Founder of the Cloud TPU program here. If you'd like to experiment with TPU VMs ...

jasonphang · on May 10, 2022

Hi Zak, this question is a little out of your scope, but perhaps you may know the answer: Do you know if/when Colab TPU runtimes are likely to be updated to support newer JAX functionality like pjit? (Or put another way: are Colab and Cloud TPU runtimes expected to be in-sync at all?) I'd written some model code that worked great on a TPU-VM and that I was excited to share on Colabs (which is likely far more accessible), but then I found out that Colabs simply don't support pjit (https://github.com/google/jax/issues/8300).

Other than that, really like TRC!

zak · on May 10, 2022

We love Colab and would love to upgrade the Colab TPU integration to support TPU VMs! No timeframe yet, but the right folks across JAX / Colab / Cloud TPU are very aware of this issue.

frankchn · on May 10, 2022

Just wanted to pop in to say congrats on making GA! Really happy to see the program develop from the early days :)

zak · on May 10, 2022

Thanks, Frank! You personally helped more Cloud TPU and TRC users than I can count, and you always came through something needed to get done and fast. I really appreciated it!

bertday · on May 10, 2022

What are some of the things on the roadmap for the platform? Any immediate plans to close the command-line gap for TPU utilization, etc.?

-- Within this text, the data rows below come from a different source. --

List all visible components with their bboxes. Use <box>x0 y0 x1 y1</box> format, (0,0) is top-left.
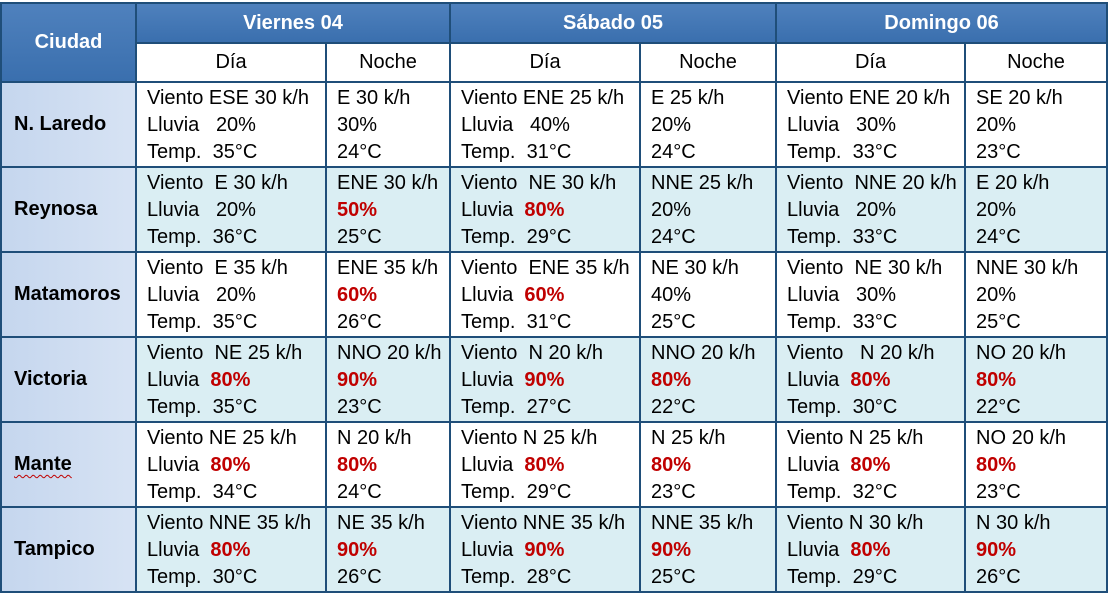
rain-line <box>976 452 1106 479</box>
table-row <box>1 252 1107 337</box>
rain-value: 60% <box>524 284 565 306</box>
temp-value: 24°C <box>651 141 696 163</box>
rain-value: 20% <box>651 114 692 136</box>
wind-text: Viento N 25 k/h <box>787 427 924 449</box>
rain-label: Lluvia <box>787 454 840 476</box>
temp-line <box>976 479 1106 506</box>
forecast-cell-night <box>326 507 450 592</box>
city-name: Tampico <box>14 538 95 560</box>
table-row <box>1 167 1107 252</box>
temp-line <box>337 139 449 166</box>
rain-line <box>787 537 964 564</box>
rain-value: 30% <box>337 114 378 136</box>
forecast-cell-night <box>965 252 1107 337</box>
wind-text: Viento ENE 35 k/h <box>461 257 630 279</box>
temp-label: Temp. <box>461 311 516 333</box>
period-header-night: Noche <box>640 43 776 82</box>
rain-line <box>976 112 1106 139</box>
rain-value: 80% <box>850 539 891 561</box>
temp-line <box>651 394 775 421</box>
temp-value: 22°C <box>976 396 1021 418</box>
rain-value: 80% <box>524 454 565 476</box>
rain-line <box>651 367 775 394</box>
temp-value: 31°C <box>526 311 572 333</box>
rain-label: Lluvia <box>787 539 840 561</box>
rain-value: 20% <box>976 199 1017 221</box>
temp-line <box>651 224 775 251</box>
rain-label: Lluvia <box>147 199 200 221</box>
wind-text: Viento ENE 20 k/h <box>787 87 951 109</box>
temp-line <box>976 139 1106 166</box>
temp-label: Temp. <box>787 141 842 163</box>
forecast-cell-day <box>450 422 640 507</box>
temp-value: 23°C <box>976 481 1021 503</box>
temp-value: 23°C <box>976 141 1021 163</box>
temp-line <box>337 394 449 421</box>
temp-value: 29°C <box>852 566 898 588</box>
city-name-cell <box>1 507 136 592</box>
rain-line <box>461 197 639 224</box>
temp-line <box>976 394 1106 421</box>
temp-value: 33°C <box>852 311 898 333</box>
city-name: Victoria <box>14 368 87 390</box>
temp-label: Temp. <box>461 566 516 588</box>
rain-value: 80% <box>976 369 1017 391</box>
forecast-cell-night <box>326 82 450 167</box>
temp-value: 35°C <box>212 396 258 418</box>
header-row-days <box>1 3 1107 43</box>
wind-text: NE 30 k/h <box>651 257 739 279</box>
rain-value: 90% <box>337 369 378 391</box>
rain-value: 40% <box>529 114 570 136</box>
temp-value: 33°C <box>852 226 898 248</box>
temp-label: Temp. <box>787 396 842 418</box>
temp-label: Temp. <box>147 481 202 503</box>
rain-value: 20% <box>855 199 896 221</box>
forecast-cell-night <box>326 422 450 507</box>
wind-text: E 30 k/h <box>337 87 411 109</box>
temp-line <box>461 224 639 251</box>
forecast-cell-day <box>450 337 640 422</box>
temp-line <box>337 479 449 506</box>
rain-line <box>337 452 449 479</box>
rain-line <box>147 367 325 394</box>
temp-line <box>147 309 325 336</box>
rain-value: 40% <box>651 284 692 306</box>
wind-text: ENE 30 k/h <box>337 172 439 194</box>
rain-line <box>787 112 964 139</box>
forecast-cell-night <box>640 337 776 422</box>
rain-label: Lluvia <box>461 284 514 306</box>
rain-value: 80% <box>524 199 565 221</box>
forecast-table <box>0 2 1108 593</box>
temp-line <box>147 479 325 506</box>
temp-value: 27°C <box>526 396 572 418</box>
temp-line <box>651 564 775 591</box>
forecast-cell-day <box>776 507 965 592</box>
period-header-day: Día <box>776 43 965 82</box>
rain-label: Lluvia <box>147 369 200 391</box>
rain-line <box>651 537 775 564</box>
rain-value: 80% <box>210 539 251 561</box>
temp-value: 26°C <box>337 311 382 333</box>
day-header-saturday: Sábado 05 <box>450 3 776 43</box>
forecast-cell-day <box>776 337 965 422</box>
temp-value: 24°C <box>337 481 382 503</box>
temp-line <box>147 139 325 166</box>
rain-value: 30% <box>855 114 896 136</box>
rain-line <box>337 197 449 224</box>
temp-line <box>976 224 1106 251</box>
wind-text: ENE 35 k/h <box>337 257 439 279</box>
wind-text: NO 20 k/h <box>976 427 1067 449</box>
rain-label: Lluvia <box>461 199 514 221</box>
table-row <box>1 507 1107 592</box>
rain-line <box>461 367 639 394</box>
wind-text: E 20 k/h <box>976 172 1050 194</box>
forecast-cell-day <box>450 252 640 337</box>
temp-label: Temp. <box>787 481 842 503</box>
rain-value: 80% <box>210 454 251 476</box>
forecast-cell-day <box>776 82 965 167</box>
wind-text: Viento NE 25 k/h <box>147 427 297 449</box>
forecast-cell-day <box>136 82 326 167</box>
rain-line <box>461 112 639 139</box>
temp-value: 36°C <box>212 226 258 248</box>
rain-line <box>651 282 775 309</box>
wind-text: Viento ENE 25 k/h <box>461 87 625 109</box>
temp-label: Temp. <box>147 226 202 248</box>
city-name-cell <box>1 422 136 507</box>
temp-label: Temp. <box>787 311 842 333</box>
temp-line <box>787 139 964 166</box>
city-name-cell <box>1 167 136 252</box>
temp-label: Temp. <box>147 141 202 163</box>
wind-text: NO 20 k/h <box>976 342 1067 364</box>
rain-value: 80% <box>337 454 378 476</box>
temp-line <box>976 309 1106 336</box>
city-name: Matamoros <box>14 283 121 305</box>
temp-line <box>461 309 639 336</box>
wind-text: E 25 k/h <box>651 87 725 109</box>
forecast-table-body <box>1 82 1107 592</box>
rain-line <box>787 452 964 479</box>
temp-value: 25°C <box>976 311 1021 333</box>
wind-text: Viento E 30 k/h <box>147 172 288 194</box>
city-name: Mante <box>14 453 72 475</box>
wind-text: SE 20 k/h <box>976 87 1063 109</box>
rain-line <box>787 282 964 309</box>
temp-line <box>787 564 964 591</box>
temp-value: 32°C <box>852 481 898 503</box>
rain-line <box>976 282 1106 309</box>
temp-value: 34°C <box>212 481 258 503</box>
wind-text: Viento NE 30 k/h <box>461 172 617 194</box>
forecast-cell-day <box>136 337 326 422</box>
forecast-cell-day <box>136 252 326 337</box>
city-name-cell <box>1 82 136 167</box>
wind-text: N 25 k/h <box>651 427 726 449</box>
rain-value: 30% <box>855 284 896 306</box>
rain-line <box>651 452 775 479</box>
temp-value: 24°C <box>651 226 696 248</box>
rain-line <box>147 452 325 479</box>
wind-text: Viento NE 25 k/h <box>147 342 303 364</box>
wind-text: Viento NNE 35 k/h <box>147 512 312 534</box>
rain-label: Lluvia <box>461 539 514 561</box>
rain-value: 50% <box>337 199 378 221</box>
rain-label: Lluvia <box>461 114 514 136</box>
rain-line <box>976 367 1106 394</box>
rain-value: 90% <box>651 539 692 561</box>
temp-line <box>461 479 639 506</box>
temp-line <box>651 309 775 336</box>
forecast-cell-night <box>326 337 450 422</box>
period-header-night: Noche <box>965 43 1107 82</box>
wind-text: Viento N 30 k/h <box>787 512 924 534</box>
rain-value: 20% <box>215 199 256 221</box>
rain-value: 20% <box>215 114 256 136</box>
temp-value: 22°C <box>651 396 696 418</box>
city-name-cell <box>1 252 136 337</box>
city-name: Reynosa <box>14 198 98 220</box>
temp-label: Temp. <box>461 226 516 248</box>
rain-label: Lluvia <box>787 284 840 306</box>
temp-line <box>976 564 1106 591</box>
rain-label: Lluvia <box>787 199 840 221</box>
forecast-cell-day <box>776 252 965 337</box>
rain-line <box>337 367 449 394</box>
temp-line <box>337 564 449 591</box>
temp-label: Temp. <box>461 141 516 163</box>
rain-value: 20% <box>651 199 692 221</box>
temp-value: 26°C <box>976 566 1021 588</box>
rain-value: 90% <box>337 539 378 561</box>
rain-line <box>337 112 449 139</box>
period-header-night: Noche <box>326 43 450 82</box>
period-header-day: Día <box>136 43 326 82</box>
rain-value: 80% <box>651 369 692 391</box>
rain-label: Lluvia <box>461 369 514 391</box>
temp-value: 23°C <box>337 396 382 418</box>
forecast-cell-night <box>640 167 776 252</box>
temp-line <box>337 309 449 336</box>
rain-value: 20% <box>976 284 1017 306</box>
temp-value: 25°C <box>651 566 696 588</box>
rain-label: Lluvia <box>147 114 200 136</box>
forecast-cell-day <box>136 167 326 252</box>
temp-line <box>787 224 964 251</box>
rain-label: Lluvia <box>787 369 840 391</box>
wind-text: Viento NNE 35 k/h <box>461 512 626 534</box>
wind-text: N 30 k/h <box>976 512 1051 534</box>
wind-text: Viento N 20 k/h <box>461 342 603 364</box>
rain-line <box>147 112 325 139</box>
wind-text: NNE 25 k/h <box>651 172 754 194</box>
wind-text: NE 35 k/h <box>337 512 425 534</box>
temp-value: 23°C <box>651 481 696 503</box>
wind-text: Viento N 25 k/h <box>461 427 598 449</box>
rain-value: 60% <box>337 284 378 306</box>
temp-label: Temp. <box>147 396 202 418</box>
forecast-cell-day <box>776 167 965 252</box>
temp-line <box>147 224 325 251</box>
table-row <box>1 422 1107 507</box>
forecast-cell-day <box>450 167 640 252</box>
temp-line <box>787 394 964 421</box>
temp-line <box>147 394 325 421</box>
temp-value: 24°C <box>337 141 382 163</box>
rain-value: 90% <box>524 369 565 391</box>
rain-line <box>651 112 775 139</box>
wind-text: Viento NE 30 k/h <box>787 257 943 279</box>
temp-label: Temp. <box>147 311 202 333</box>
day-header-friday: Viernes 04 <box>136 3 450 43</box>
rain-value: 90% <box>976 539 1017 561</box>
rain-label: Lluvia <box>147 284 200 306</box>
forecast-cell-day <box>450 507 640 592</box>
temp-line <box>461 394 639 421</box>
rain-line <box>147 197 325 224</box>
rain-label: Lluvia <box>787 114 840 136</box>
temp-value: 30°C <box>212 566 258 588</box>
temp-label: Temp. <box>147 566 202 588</box>
temp-label: Temp. <box>787 566 842 588</box>
temp-line <box>651 479 775 506</box>
temp-line <box>787 309 964 336</box>
temp-value: 25°C <box>337 226 382 248</box>
forecast-cell-day <box>776 422 965 507</box>
forecast-cell-night <box>326 252 450 337</box>
temp-value: 35°C <box>212 311 258 333</box>
rain-line <box>787 197 964 224</box>
wind-text: Viento N 20 k/h <box>787 342 935 364</box>
rain-value: 80% <box>850 454 891 476</box>
rain-line <box>787 367 964 394</box>
temp-value: 29°C <box>526 226 572 248</box>
city-name: N. Laredo <box>14 113 107 135</box>
wind-text: N 20 k/h <box>337 427 412 449</box>
temp-label: Temp. <box>787 226 842 248</box>
table-row <box>1 82 1107 167</box>
forecast-cell-day <box>450 82 640 167</box>
day-header-sunday: Domingo 06 <box>776 3 1107 43</box>
rain-value: 80% <box>210 369 251 391</box>
rain-line <box>976 537 1106 564</box>
header-row-periods <box>1 43 1107 82</box>
rain-value: 20% <box>215 284 256 306</box>
forecast-cell-night <box>640 252 776 337</box>
temp-line <box>147 564 325 591</box>
forecast-cell-night <box>965 507 1107 592</box>
temp-value: 24°C <box>976 226 1021 248</box>
rain-value: 20% <box>976 114 1017 136</box>
rain-line <box>147 537 325 564</box>
temp-value: 26°C <box>337 566 382 588</box>
rain-value: 80% <box>651 454 692 476</box>
wind-text: Viento NNE 20 k/h <box>787 172 957 194</box>
temp-value: 31°C <box>526 141 572 163</box>
rain-line <box>461 452 639 479</box>
rain-line <box>651 197 775 224</box>
table-row <box>1 337 1107 422</box>
wind-text: NNO 20 k/h <box>337 342 442 364</box>
temp-value: 29°C <box>526 481 572 503</box>
rain-line <box>461 282 639 309</box>
forecast-cell-night <box>965 337 1107 422</box>
city-column-header: Ciudad <box>1 3 136 82</box>
rain-value: 90% <box>524 539 565 561</box>
wind-text: NNE 35 k/h <box>651 512 754 534</box>
wind-text: Viento ESE 30 k/h <box>147 87 309 109</box>
rain-line <box>337 282 449 309</box>
rain-line <box>976 197 1106 224</box>
temp-value: 28°C <box>526 566 572 588</box>
rain-value: 80% <box>976 454 1017 476</box>
rain-value: 80% <box>850 369 891 391</box>
temp-line <box>651 139 775 166</box>
wind-text: NNO 20 k/h <box>651 342 756 364</box>
forecast-cell-night <box>965 422 1107 507</box>
rain-label: Lluvia <box>147 454 200 476</box>
period-header-day: Día <box>450 43 640 82</box>
forecast-table-container <box>0 2 1108 599</box>
forecast-cell-night <box>640 507 776 592</box>
rain-line <box>337 537 449 564</box>
rain-line <box>461 537 639 564</box>
forecast-cell-day <box>136 422 326 507</box>
rain-line <box>147 282 325 309</box>
forecast-cell-night <box>640 422 776 507</box>
temp-label: Temp. <box>461 396 516 418</box>
rain-label: Lluvia <box>147 539 200 561</box>
forecast-cell-night <box>640 82 776 167</box>
temp-value: 30°C <box>852 396 898 418</box>
temp-value: 33°C <box>852 141 898 163</box>
forecast-cell-day <box>136 507 326 592</box>
temp-value: 35°C <box>212 141 258 163</box>
temp-line <box>337 224 449 251</box>
temp-label: Temp. <box>461 481 516 503</box>
wind-text: Viento E 35 k/h <box>147 257 288 279</box>
city-name-cell <box>1 337 136 422</box>
forecast-cell-night <box>965 167 1107 252</box>
forecast-cell-night <box>965 82 1107 167</box>
temp-line <box>461 139 639 166</box>
forecast-cell-night <box>326 167 450 252</box>
temp-line <box>461 564 639 591</box>
temp-value: 25°C <box>651 311 696 333</box>
temp-line <box>787 479 964 506</box>
rain-label: Lluvia <box>461 454 514 476</box>
wind-text: NNE 30 k/h <box>976 257 1079 279</box>
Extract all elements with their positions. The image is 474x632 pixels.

My overall impression is TPUs are pretty awesome but the software stack is still a bit hard to use compared to mature GPU tools. I’d imagine it’s pretty hard for inexperienced users to use them.

zak · on May 11, 2022

If you haven't used Cloud TPUs in a while, I'd encourage you to try them now with TPU VMs and the latest versions of JAX, PyTorch / XLA, or TensorFlow. We've gotten a lot of positive feedback from customers and TRC users, so we think the overall experience has improved a lot, though there's always more we want to do.

People especially seem to find Cloud TPUs easy to use in comparison to alternatives when they are scaling up ML training workloads. Once you have a model running on a single TPU core, it is relatively straightforward from a systems perspective to scale it out to thousands of cores. You still need to work through the ML challenges of scaling, but that is more tractable when you aren't simultaneously struggling with systems-level issues.

In particular, you don't need to master a sequence of different networking technologies as you scale up, and the TPU interconnect is so much faster at scale than other technologies (10X last time I checked) that you don't have to work as hard to avoid network bottlenecks. Support for model parallelism on Cloud TPUs is improving across the ML frameworks, too.

To be clear, training ML models at scales that we currently consider large is still very challenging on any platform - for example, the logbooks that Meta recently published are fascinating: https://github.com/facebookresearch/metaseq/blob/main/projec...

We aim for Cloud TPUs to simplify the process of training models at these scales and far beyond: https://ai.googleblog.com/2022/04/pathways-language-model-pa...

jacquesm · on May 10, 2022

Nice achievement and great to see you are still there after all that time to see it through to GA. Congrats! It must be a bit like seeing your child cycle to school alone for the first time :)

zak · on May 11, 2022

Thanks very much! We've come a long way, but there is always more interesting work required to keep up with the deep learning frontier and enable Cloud TPU customers and TRC users to expand it further.

teleforce · on May 10, 2022

Thanks Zak, already applied.

Just wondering does TPU VM support Vectorflow?

https://github.com/Netflix/vectorflow

zak · on May 10, 2022

No, Vectorflow is not supported out of the box, and I'm not sure the workloads it targets are the right fit for Cloud TPU hardware. However, be sure to check out the "Ranking and recommendation" section of the linked blog post above - Cloud TPUs are able to accelerate the ML models with very large embeddings that are increasingly common in state-of-the-art ranking and recommendation systems.

BooneJS · on May 10, 2022

Congrats Zak!

zak · on May 10, 2022

Thanks, and congratulations to many others across many teams who have supported the Cloud TPU program over the years!